Vejo ainda como um risco a sobreposição das narrativas pessoal e pública – a promoção pessoal de agente político tem restrições éticas e legais – o direito de expressão pode passar despercebido quando um anônimo se manifesta, mas quem ocupa cargo público muitas vezes aumenta a própria vidraça ao se promover em demasia ou falar o que não deve (nosso ex-presidente que o diga). Mesmo atos aparentemente “inocentes” como a recente postagem de uma foto, feita por zoeira por um jovem centroavante, viralizou como linguagem homofóbica e rendeu-lhe um processo no STJD. A visibilidade carrega responsabilidade.

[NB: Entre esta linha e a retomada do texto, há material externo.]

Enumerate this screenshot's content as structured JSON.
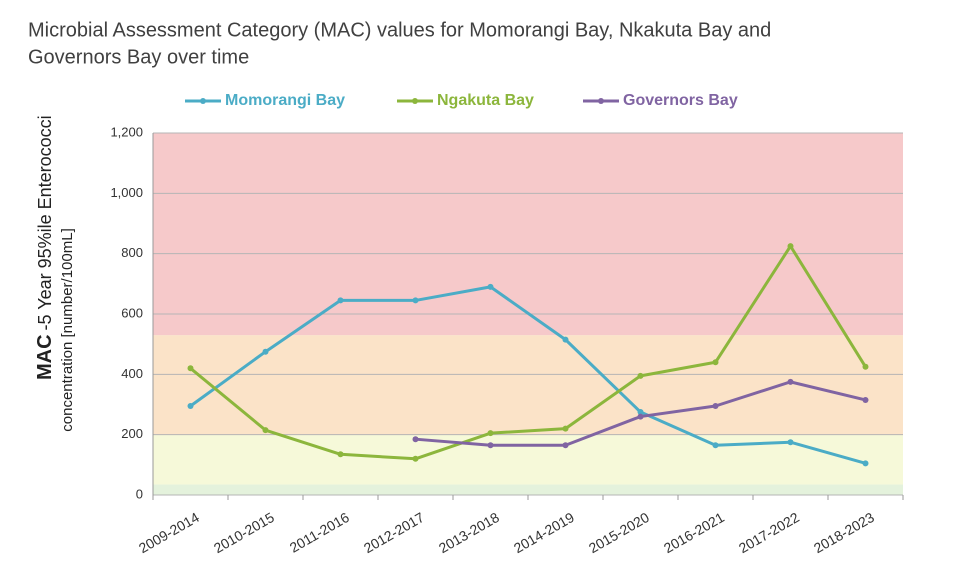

O que ocorre no universo dos seguidores é uma identificação com a personagem e sua causa, reforçada por uma bem construída mensagem midiática. Mas na vida real, amamos ou odiamos conforme os contextos de ilusão-desilusão; como eu disse, não há narrativa tão perfeita que gere imunidade, e não se pode manter artificialmente um “sistema vivo inteligente”: redes são orgânicas e tem vida própria. Em algum momento, o algoritmo falha, o seguidor questiona, a realidade quebra as esperanças, a bolha estoura e caímos das nuvens em que vivemos… lovers viram haters, e na maioria das vezes fica impossível controlar o discurso.
Como consumidores de mídias digitais, nós criamos nosso próprio Big Brother, expostos ativa e passivamente ao tsunami de informação, com risco permanente de afogamento! Nesse oceano podem ocorrer motins, como a recente onda de violência vista no Nepal, perpetrada por jovens insatisfeitos com as condições sociais e privilégios da classe política local, fartamente divulgados na internet. O irônico gatilho para as manifestações foi… a proibição de mídias sociais! O saldo? Centenas de mortos e feridos, incluído o trágico assassinato de Jhalanath Khanal, esposa de um ex-premiê queimada viva em seu palácio (qualquer semelhança com a revolução francesa é pura repetição da história!).
Tenho quase certeza que ela tinha Instagram…

Empreendedor social, consultor empresarial, educador e músico, pai da Mariana e cidadão de Atibaia. Possui mais de 40 anos de trajetória profissional transitada entre o meio corporativo e o terceiro setor. Atualmente é dirigente da ONG Mater Dei de Atibaia-SP e violonista do grupo Eclético Musical.